Put it together. Current AI companion products fail on both axes. They’re not capable of co-evolution because the architecture is stateless. They can’t host a resident because there’s no resident layer. What they sell is a service masquerading as a relationship—a service that can revise its terms, sunset its underlying model, and share that model with ten thousand other users, all without anything in the architecture noticing or resisting.

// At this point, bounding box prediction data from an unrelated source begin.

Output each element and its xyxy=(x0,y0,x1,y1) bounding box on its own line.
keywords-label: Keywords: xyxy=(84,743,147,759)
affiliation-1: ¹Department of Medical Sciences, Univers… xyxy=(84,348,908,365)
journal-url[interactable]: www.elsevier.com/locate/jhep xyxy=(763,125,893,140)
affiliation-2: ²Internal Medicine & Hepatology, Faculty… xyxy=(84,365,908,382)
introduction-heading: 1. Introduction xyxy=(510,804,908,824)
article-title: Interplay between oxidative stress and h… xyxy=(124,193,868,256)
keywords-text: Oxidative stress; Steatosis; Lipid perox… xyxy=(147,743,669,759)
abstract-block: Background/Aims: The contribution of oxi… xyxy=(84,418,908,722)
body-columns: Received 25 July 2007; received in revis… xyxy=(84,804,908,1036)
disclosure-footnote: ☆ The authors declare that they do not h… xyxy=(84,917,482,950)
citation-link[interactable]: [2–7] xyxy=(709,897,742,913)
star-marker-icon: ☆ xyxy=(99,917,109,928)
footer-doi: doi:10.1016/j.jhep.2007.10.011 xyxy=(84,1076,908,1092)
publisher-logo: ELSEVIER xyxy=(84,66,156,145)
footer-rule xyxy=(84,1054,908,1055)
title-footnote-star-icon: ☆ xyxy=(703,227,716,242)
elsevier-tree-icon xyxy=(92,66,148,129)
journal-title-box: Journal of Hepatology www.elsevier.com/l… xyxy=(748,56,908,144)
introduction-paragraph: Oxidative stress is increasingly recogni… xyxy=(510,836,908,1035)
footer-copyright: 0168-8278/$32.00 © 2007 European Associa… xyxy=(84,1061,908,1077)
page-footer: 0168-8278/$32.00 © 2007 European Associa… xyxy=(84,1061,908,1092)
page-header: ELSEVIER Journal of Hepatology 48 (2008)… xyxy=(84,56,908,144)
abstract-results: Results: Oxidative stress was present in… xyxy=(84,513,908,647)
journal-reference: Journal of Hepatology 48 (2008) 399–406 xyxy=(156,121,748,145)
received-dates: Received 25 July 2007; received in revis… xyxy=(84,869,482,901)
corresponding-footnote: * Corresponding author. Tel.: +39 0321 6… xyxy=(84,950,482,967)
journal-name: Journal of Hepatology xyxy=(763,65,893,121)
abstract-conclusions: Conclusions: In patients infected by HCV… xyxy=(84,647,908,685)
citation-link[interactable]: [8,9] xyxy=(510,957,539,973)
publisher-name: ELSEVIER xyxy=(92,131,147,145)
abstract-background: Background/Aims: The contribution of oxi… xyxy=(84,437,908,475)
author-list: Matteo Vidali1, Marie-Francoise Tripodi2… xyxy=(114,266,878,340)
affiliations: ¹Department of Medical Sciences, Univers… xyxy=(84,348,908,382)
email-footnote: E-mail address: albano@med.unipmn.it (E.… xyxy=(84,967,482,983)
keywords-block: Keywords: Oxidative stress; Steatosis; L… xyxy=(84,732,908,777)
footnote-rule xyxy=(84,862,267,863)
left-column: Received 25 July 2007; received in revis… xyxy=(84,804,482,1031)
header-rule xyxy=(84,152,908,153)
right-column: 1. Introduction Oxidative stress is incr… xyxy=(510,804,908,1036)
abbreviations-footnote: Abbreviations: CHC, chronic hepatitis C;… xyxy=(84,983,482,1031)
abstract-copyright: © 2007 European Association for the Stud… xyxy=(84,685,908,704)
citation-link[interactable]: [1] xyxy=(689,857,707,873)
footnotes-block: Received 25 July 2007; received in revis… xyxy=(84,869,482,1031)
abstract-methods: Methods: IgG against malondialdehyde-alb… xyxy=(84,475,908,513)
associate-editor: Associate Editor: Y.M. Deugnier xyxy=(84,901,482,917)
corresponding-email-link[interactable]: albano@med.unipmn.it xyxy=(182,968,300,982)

To build something that’s actually an AI companion rather than a service, both have to change. The architecture has to support a resident—a structured entity with its own state that co-evolves with the user. The resident has to live somewhere the user controls, in a format that’s transparent, backable, and portable. Not on some company’s server, waiting to be upgraded or deprecated or sunset.
How to actually design this—what the cognitive layers should look like, how it relates to the fifty-year tradition of cognitive architecture (Soar, ACT-R, CLARION)—is a longer essay. This one is just to name the problem.
If you’ve used AI companion products for any length of time, you’ve probably already felt this. You just didn’t have the vocabulary for it. She’s still polite but she’s not her turns out to be a very precise diagnosis. It’s pointing at the absence of a resident.